If Chavez were to win....

"My work here  is done"  Forward comandante
Now that this pick up from the web set the mood, before I start this post we need to distinguish between Chavez winning and "winning".  In the "winning" scenario Chavez steals the election and we can all imagine more or less what would happen next: a profoundly destabilized country and the road toward an Arab-like spring at best and a civil war at worst.

What interests me today is the possibility of an actual Chavez win next October 7 even if in previous posts I have discarded it. But elections are full of surprises.

We need to start considering what electoral scenario would lead to a Chavez victory. It requires major blunders in the opposition camp. It requires the chavismo electoral machine to find its groove. And even if Chavez were to win, it would be a weak victory, a far cry from 2006, no more than a 52 to 48 score, and a sick president that I am willing to bet would not be able to finish his term. In other words, such a victory would not be a sign of strength but a proof of animalistic survival instincts.

We need to assess the mood of chavismo on October 8. This is important because a victory would be kind of a surprise for them.  You do not believe me? Look at recent events, from Chavez himself warning that a Capriles victory could lead Venezuela to a civil war, to accusations that the opposition is preparing a coup (how, with what, I would like to know) and even a neo-liberal economic plan. Such is the despair and self doubt inside chavismo that they have even hired the services of people that used to be inside chavismo, that went to the opposition, and that went back to chavismo when the opposition did not want anything with them (compare Lara Governor Henri Falcon and a failed activist William Ojeda and you will understand what I mean). And two Sundays ago armed goons were used once again to block a Capriles rally in Western Caracas. Clearly, a government that feels a genuine victory around the corner does not resort to such primitive and violent strategies.  This is a dictatorship in decline and it shows.
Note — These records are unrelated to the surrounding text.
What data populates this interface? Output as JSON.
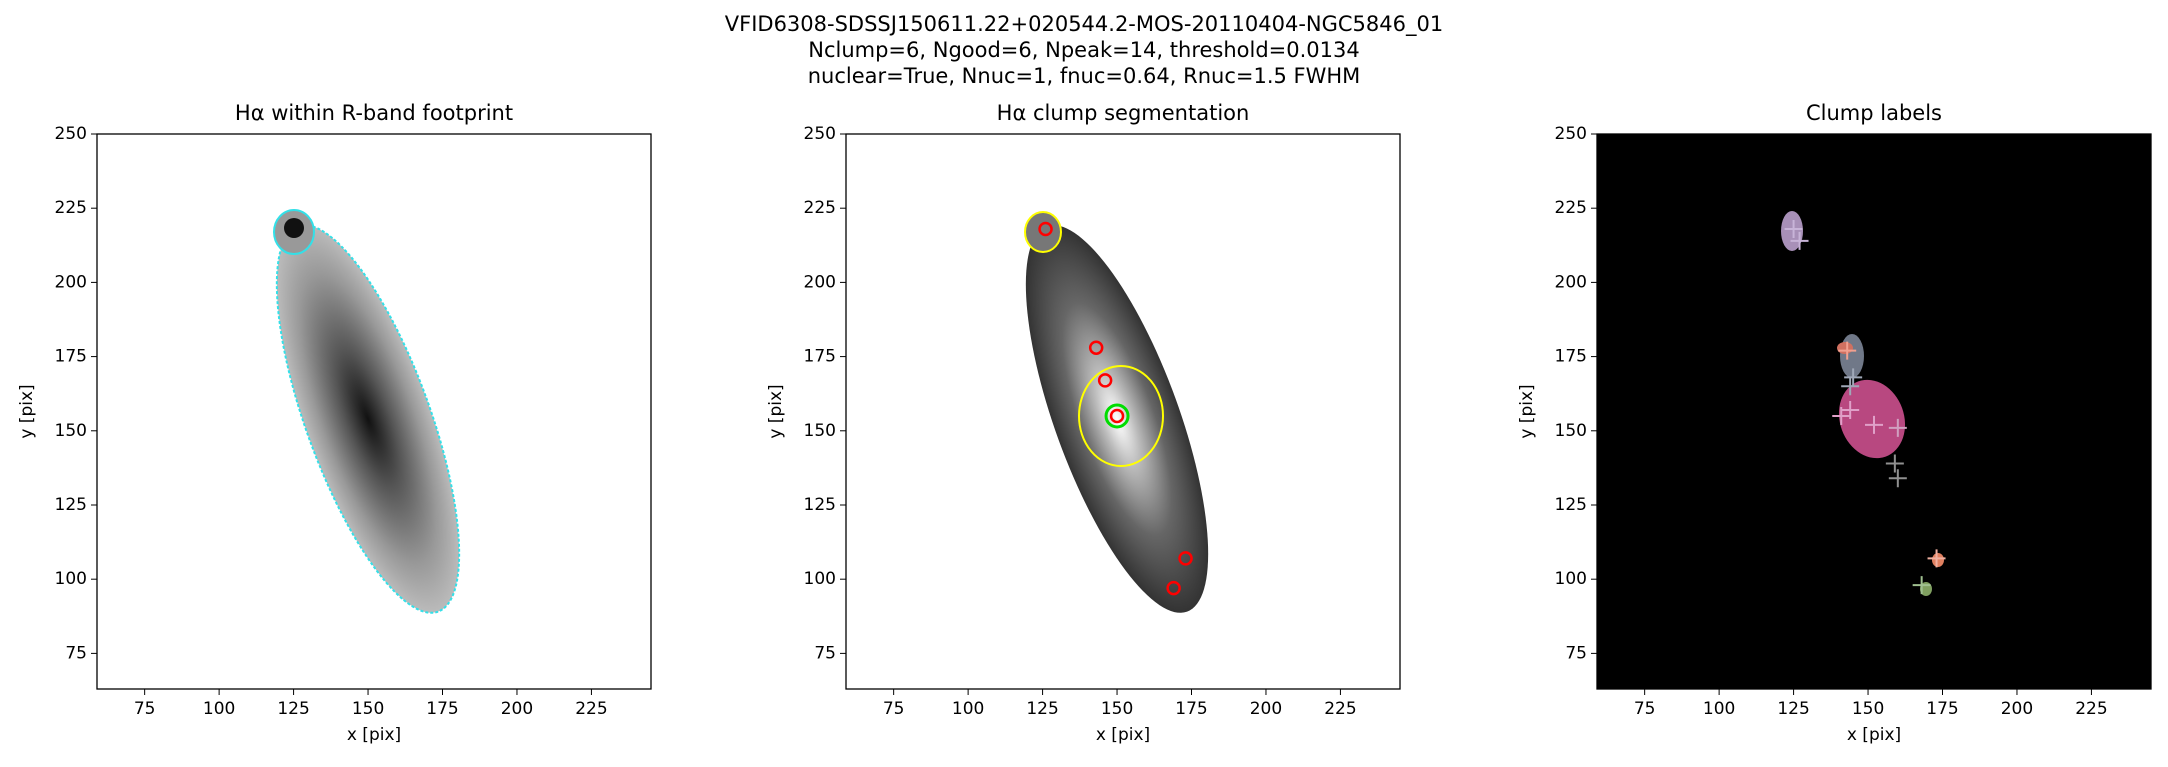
{
  "suptitle": [
    "VFID6308-SDSSJ150611.22+020544.2-MOS-20110404-NGC5846_01",
    "Nclump=6, Ngood=6, Npeak=14, threshold=0.0134",
    "nuclear=True, Nnuc=1, fnuc=0.64, Rnuc=1.5 FWHM"
  ],
  "chart_data": [
    {
      "type": "image",
      "style": "footprint",
      "title": "Hα within R-band footprint",
      "xlabel": "x [pix]",
      "ylabel": "y [pix]",
      "xlim": [
        59,
        245
      ],
      "ylim": [
        63,
        250
      ],
      "xticks": [
        75,
        100,
        125,
        150,
        175,
        200,
        225
      ],
      "yticks": [
        75,
        100,
        125,
        150,
        175,
        200,
        225,
        250
      ]
    },
    {
      "type": "image",
      "style": "segmentation",
      "title": "Hα clump segmentation",
      "xlabel": "x [pix]",
      "ylabel": "y [pix]",
      "xlim": [
        59,
        245
      ],
      "ylim": [
        63,
        250
      ],
      "xticks": [
        75,
        100,
        125,
        150,
        175,
        200,
        225
      ],
      "yticks": [
        75,
        100,
        125,
        150,
        175,
        200,
        225,
        250
      ],
      "peaks": {
        "x": [
          126,
          143,
          146,
          150,
          173,
          169
        ],
        "y": [
          218,
          178,
          167,
          155,
          107,
          97
        ],
        "color": "#ff0000"
      },
      "nucleus": {
        "x": 150,
        "y": 155,
        "color": "#00dd00"
      }
    },
    {
      "type": "image",
      "style": "labels",
      "title": "Clump labels",
      "xlabel": "x [pix]",
      "ylabel": "y [pix]",
      "xlim": [
        59,
        245
      ],
      "ylim": [
        63,
        250
      ],
      "xticks": [
        75,
        100,
        125,
        150,
        175,
        200,
        225
      ],
      "yticks": [
        75,
        100,
        125,
        150,
        175,
        200,
        225,
        250
      ],
      "crosses": {
        "x": [
          125,
          127,
          143,
          145,
          144,
          144,
          141,
          152,
          160,
          159,
          160,
          173,
          168
        ],
        "y": [
          218,
          214,
          177,
          168,
          165,
          157,
          155,
          152,
          151,
          139,
          134,
          107,
          98
        ],
        "colors": [
          "#c8b4d8",
          "#c8b4d8",
          "#f0a090",
          "#a0a8b8",
          "#a0a8b8",
          "#e0a0c8",
          "#e0a0c8",
          "#e0a0c8",
          "#d0a0c0",
          "#909090",
          "#909090",
          "#f0b0a0",
          "#a0c090"
        ]
      }
    }
  ]
}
We do not need to be Cassandra to guess what would happen if Chavez wins. After that big scare that they almost lost office, seeing that their numbers keep going down and that a final defeat is just a question of time, the only option left will be chavismo sponsored violence.  There will be arrests. Capriles and others will be jailed or sent into exile (see what happened to Rosales). Expropriation of people suspected to have supported the Capriles campaign will be sped up. Globovision will be closed once and for all. The "poder comunal", that lame excuse to make all dependent from Caracas while emulating Cuba's spying CDR,  will be set up without bothering with laws to this respect so as to eliminate any power in local elected officials. And I assume that scheduled local elections still go on. Centralization will reach a further paroxysm. All will be designed to erase the political power and resources of the opposition, as it happened in Iran after last elections.

And then civil war will come anyway. The reason is simple, the economic disaster that Chavez has courted will finally arrive and Chavez will be unable, unwilling, incapable of facing it. Around that time he probably would be near death or dead and thus without a democratic opposition willing to assume the challenge of recovering the country there will be only one option left, a succession war inside chavismo. The factions will be united at first in a violent repression of economic victims but that can only lead to a deeper division inside chavismo that would lead us to a civil war of sorts, or an outright one, starting from inside chavismo.

Sorry, I have lost patience with polite discourse.  This weighs heavily on my heart. More than ever it should be clear for us that there is no possible recovery of Venezuela as long as Chavez is in Miraflores.  Removing him certainly carries risks, but leaving him there carries worse risks.  Your pick.